All of these lives are on display here. Bob, working undercover by putting on a suit which allows him to hide his true identity, is tasked with intently watching his own house in very invasive methods. Barris is trying to get his own friends arrested for some reason. Ernie and Charles seem too doped up to even think properly. And Donna doesn’t like to be touched, citing that she’s done way too much cocaine.
I think A Scanner Darkly is a cautionary tale, but not just about drugs — though it most certainly is that. It also talks about paranoia and about invasive surveillance. There’s more to the film than initially meets the eyes, as is the case with most of Phillip K. Dick’s stories. This may be one of the most faithful adaptations of his stories, actually, and is as dark and strangely funny as the book. And it’s also really sad, just like real life drug abuse generally is.
There are a couple of fun reveals along the way, which is always an enjoyable thing to see. I don’t think the film did as much with the reveals as it probably could have, but what was done here is effective, if a bit predictable. There’s one that I’m thinking of that comes right at the end that I figured out fairly early on, although at the time I dismissed that as being too easy. Turns out, it wasn’t. If a character is seen only in a mask, it has to be because the film is trying to hide that character’s identity. The film isn’t quite as smart as it likes to think it is.
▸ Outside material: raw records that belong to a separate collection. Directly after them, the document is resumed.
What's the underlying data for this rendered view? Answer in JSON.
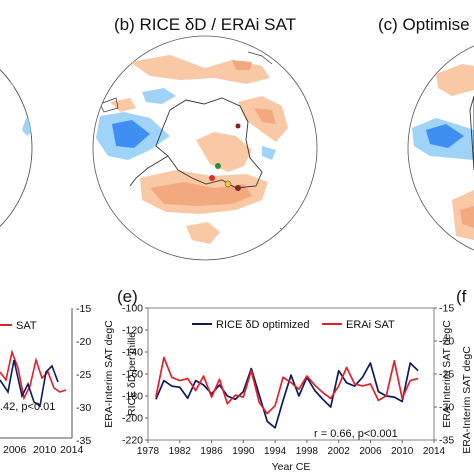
{
  "panels": {
    "b": {
      "title": "(b) RICE δD / ERAi SAT"
    },
    "c": {
      "title": "(c) Optimise"
    },
    "e": {
      "letter": "(e)"
    },
    "f": {
      "letter": "(f"
    }
  },
  "left_fragment": {
    "legend": "SAT",
    "stat": ".42, p<0.01",
    "xticks": [
      "2006",
      "2010",
      "2014"
    ],
    "right_ticks": [
      "-15",
      "-20",
      "-25",
      "-30",
      "-35"
    ],
    "right_label": "ERA-Interim SAT degC"
  },
  "right_fragment": {
    "ylabel": "ERA-Interim SAT degC"
  },
  "colors": {
    "rice": "#0d1b5a",
    "erai": "#e0202a",
    "warm_light": "#f9c9a6",
    "warm_mid": "#f3a97f",
    "cool_light": "#9fd3f7",
    "cool_mid": "#3f8ff2",
    "ice": "#ffffff",
    "ocean": "#ffffff"
  },
  "chart_data": {
    "type": "line",
    "title": "",
    "xlabel": "Year CE",
    "ylabel": "RICE δD per mille",
    "y2label": "ERA-Interim SAT degC",
    "xlim": [
      1978,
      2014
    ],
    "ylim": [
      -220,
      -100
    ],
    "y2lim": [
      -35,
      -15
    ],
    "xticks": [
      "1978",
      "1982",
      "1986",
      "1990",
      "1994",
      "1998",
      "2002",
      "2006",
      "2010",
      "2014"
    ],
    "yticks": [
      "-100",
      "-120",
      "-140",
      "-160",
      "-180",
      "-200",
      "-220"
    ],
    "y2ticks": [
      "-15",
      "-20",
      "-25",
      "-30",
      "-35"
    ],
    "annotation": "r = 0.66, p<0.001",
    "legend_position": "top-left",
    "x": [
      1979,
      1980,
      1981,
      1982,
      1983,
      1984,
      1985,
      1986,
      1987,
      1988,
      1989,
      1990,
      1991,
      1992,
      1993,
      1994,
      1995,
      1996,
      1997,
      1998,
      1999,
      2000,
      2001,
      2002,
      2003,
      2004,
      2005,
      2006,
      2007,
      2008,
      2009,
      2010,
      2011,
      2012
    ],
    "series": [
      {
        "name": "RICE δD optimized",
        "axis": "left",
        "values": [
          -183,
          -166,
          -171,
          -172,
          -182,
          -166,
          -170,
          -178,
          -170,
          -180,
          -183,
          -176,
          -155,
          -179,
          -203,
          -209,
          -184,
          -161,
          -180,
          -163,
          -175,
          -183,
          -190,
          -157,
          -168,
          -171,
          -163,
          -150,
          -176,
          -180,
          -181,
          -185,
          -150,
          -157
        ]
      },
      {
        "name": "ERAi SAT",
        "axis": "right",
        "values": [
          -28.5,
          -22.5,
          -25.5,
          -26.0,
          -25.7,
          -27.5,
          -25.3,
          -28.5,
          -25.8,
          -29.5,
          -28.2,
          -28.5,
          -24.5,
          -29.3,
          -31.0,
          -29.8,
          -25.5,
          -26.3,
          -27.3,
          -25.3,
          -26.7,
          -27.8,
          -28.7,
          -26.8,
          -24.0,
          -26.5,
          -26.8,
          -26.5,
          -29.0,
          -28.3,
          -23.0,
          -28.7,
          -26.0,
          -25.7
        ]
      }
    ]
  }
}
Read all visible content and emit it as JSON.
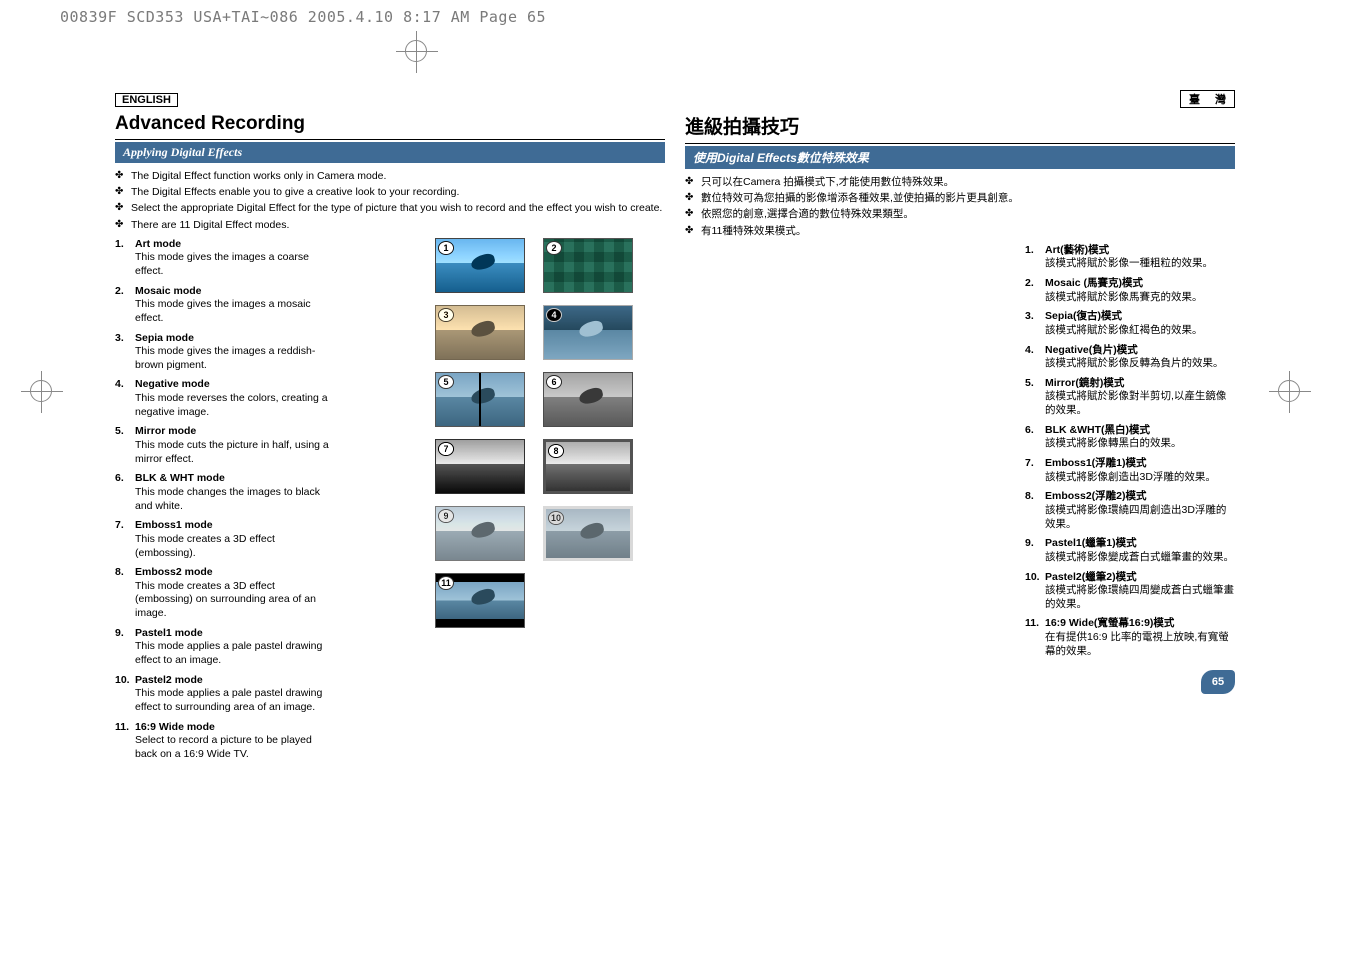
{
  "header_dotted": "00839F SCD353 USA+TAI~086  2005.4.10  8:17 AM  Page 65",
  "page_number": "65",
  "en": {
    "lang": "ENGLISH",
    "title": "Advanced Recording",
    "subsection": "Applying Digital Effects",
    "bullets": [
      "The Digital Effect function works only in Camera mode.",
      "The Digital Effects enable you to give a creative look to your recording.",
      "Select the appropriate Digital Effect for the type of picture that you wish to record and the effect you wish to create.",
      "There are 11 Digital Effect modes."
    ],
    "modes": [
      {
        "n": "1.",
        "t": "Art mode",
        "d": "This mode gives the images a coarse effect."
      },
      {
        "n": "2.",
        "t": "Mosaic mode",
        "d": "This mode gives the images a mosaic effect."
      },
      {
        "n": "3.",
        "t": "Sepia mode",
        "d": "This mode gives the images a reddish-brown pigment."
      },
      {
        "n": "4.",
        "t": "Negative mode",
        "d": "This mode reverses the colors, creating a negative image."
      },
      {
        "n": "5.",
        "t": "Mirror mode",
        "d": "This mode cuts the picture in half, using a mirror effect."
      },
      {
        "n": "6.",
        "t": "BLK & WHT mode",
        "d": "This mode changes the images to black and white."
      },
      {
        "n": "7.",
        "t": "Emboss1 mode",
        "d": "This mode creates a 3D effect (embossing)."
      },
      {
        "n": "8.",
        "t": "Emboss2 mode",
        "d": "This mode creates a 3D effect (embossing) on surrounding area of an image."
      },
      {
        "n": "9.",
        "t": "Pastel1 mode",
        "d": "This mode applies a pale pastel drawing effect to an image."
      },
      {
        "n": "10.",
        "t": "Pastel2 mode",
        "d": "This mode applies a pale pastel drawing effect to surrounding area of an image."
      },
      {
        "n": "11.",
        "t": "16:9 Wide mode",
        "d": "Select to record a picture to be played back on a 16:9 Wide TV."
      }
    ]
  },
  "zh": {
    "lang": "臺 灣",
    "title": "進級拍攝技巧",
    "subsection": "使用Digital Effects數位特殊效果",
    "bullets": [
      "只可以在Camera 拍攝模式下,才能使用數位特殊效果。",
      "數位特效可為您拍攝的影像增添各種效果,並使拍攝的影片更具創意。",
      "依照您的創意,選擇合適的數位特殊效果類型。",
      "有11種特殊效果模式。"
    ],
    "modes": [
      {
        "n": "1.",
        "t": "Art(藝術)模式",
        "d": "該模式將賦於影像一種粗粒的效果。"
      },
      {
        "n": "2.",
        "t": "Mosaic (馬賽克)模式",
        "d": "該模式將賦於影像馬賽克的效果。"
      },
      {
        "n": "3.",
        "t": "Sepia(復古)模式",
        "d": "該模式將賦於影像紅褐色的效果。"
      },
      {
        "n": "4.",
        "t": "Negative(負片)模式",
        "d": "該模式將賦於影像反轉為負片的效果。"
      },
      {
        "n": "5.",
        "t": "Mirror(鏡射)模式",
        "d": "該模式將賦於影像對半剪切,以產生鏡像的效果。"
      },
      {
        "n": "6.",
        "t": "BLK &WHT(黑白)模式",
        "d": "該模式將影像轉黑白的效果。"
      },
      {
        "n": "7.",
        "t": "Emboss1(浮雕1)模式",
        "d": "該模式將影像創造出3D浮雕的效果。"
      },
      {
        "n": "8.",
        "t": "Emboss2(浮雕2)模式",
        "d": "該模式將影像環繞四周創造出3D浮雕的效果。"
      },
      {
        "n": "9.",
        "t": "Pastel1(蠟筆1)模式",
        "d": "該模式將影像變成蒼白式蠟筆畫的效果。"
      },
      {
        "n": "10.",
        "t": "Pastel2(蠟筆2)模式",
        "d": "該模式將影像環繞四周變成蒼白式蠟筆畫的效果。"
      },
      {
        "n": "11.",
        "t": "16:9 Wide(寬螢幕16:9)模式",
        "d": "在有提供16:9 比率的電視上放映,有寬螢幕的效果。"
      }
    ]
  },
  "thumbs": [
    {
      "n": "1",
      "cls": "art"
    },
    {
      "n": "2",
      "cls": "mosaic"
    },
    {
      "n": "3",
      "cls": "sepia"
    },
    {
      "n": "4",
      "cls": "negative"
    },
    {
      "n": "5",
      "cls": "mirror"
    },
    {
      "n": "6",
      "cls": "bw"
    },
    {
      "n": "7",
      "cls": "emboss1"
    },
    {
      "n": "8",
      "cls": "emboss2"
    },
    {
      "n": "9",
      "cls": "pastel1"
    },
    {
      "n": "10",
      "cls": "pastel2"
    },
    {
      "n": "11",
      "cls": "wide"
    }
  ],
  "colors": {
    "banner": "#3f6b95",
    "text": "#000000",
    "header_gray": "#7a7a7a"
  }
}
A Scanner Darkly does try to balance humor and sadness. The random outbursts by these drug addicts can be funny, particularly the antics of Harrelson’s character and Cochrane’s being afraid of his own shadow, but I was constantly wondering whether or not that’s something we should be laughing at. Should we find what has become a mental illness — a destroyed brain thanks to these drugs is basically the same thing — funny? No, I don’t think so. But I laughed anyway, despite the characters’ situations being tragic.
You grow to like most of these characters. They’re charming, endearing, and generally good people. It’s the drug that’s the enemy, not them. And when it affects them, which it often does, we pity them — even though we sometimes laugh at what they do. It’s tragic and unfortunate and the film is very effective at warning of the dangers of drugs — for the one or two people who don’t know that they’re dangerous and actually care that they are.
Is is a bad thing to say that it’s Keanu Reeves’ performance that carries the film? It does, although how much came from Reeves and how much was done by the animators is left up to your imagination. I don’t dislike Reeves as an actor, actually, although he has far from the greatest range in the world. He does a fine job here, as do each of the other actors. But, again, I’m not sure how much was them and how much was put in by the animation team. They’re the real stars of the visual experience that is A Scanner Darkly.
Here is a movie that is all about the visuals and the message, with individual story elements going by the wayside. They’re still there, but they’re far less prominent than they would be in most films. It doesn’t matter. The rotoscoping always gives you something interesting to look at, and the drug abuse, government surveillance, and all of the little details that make up the film will keep your mind from wandering. It’s not a film for everyone, but A Scanner Darkly gets a recommendation from me.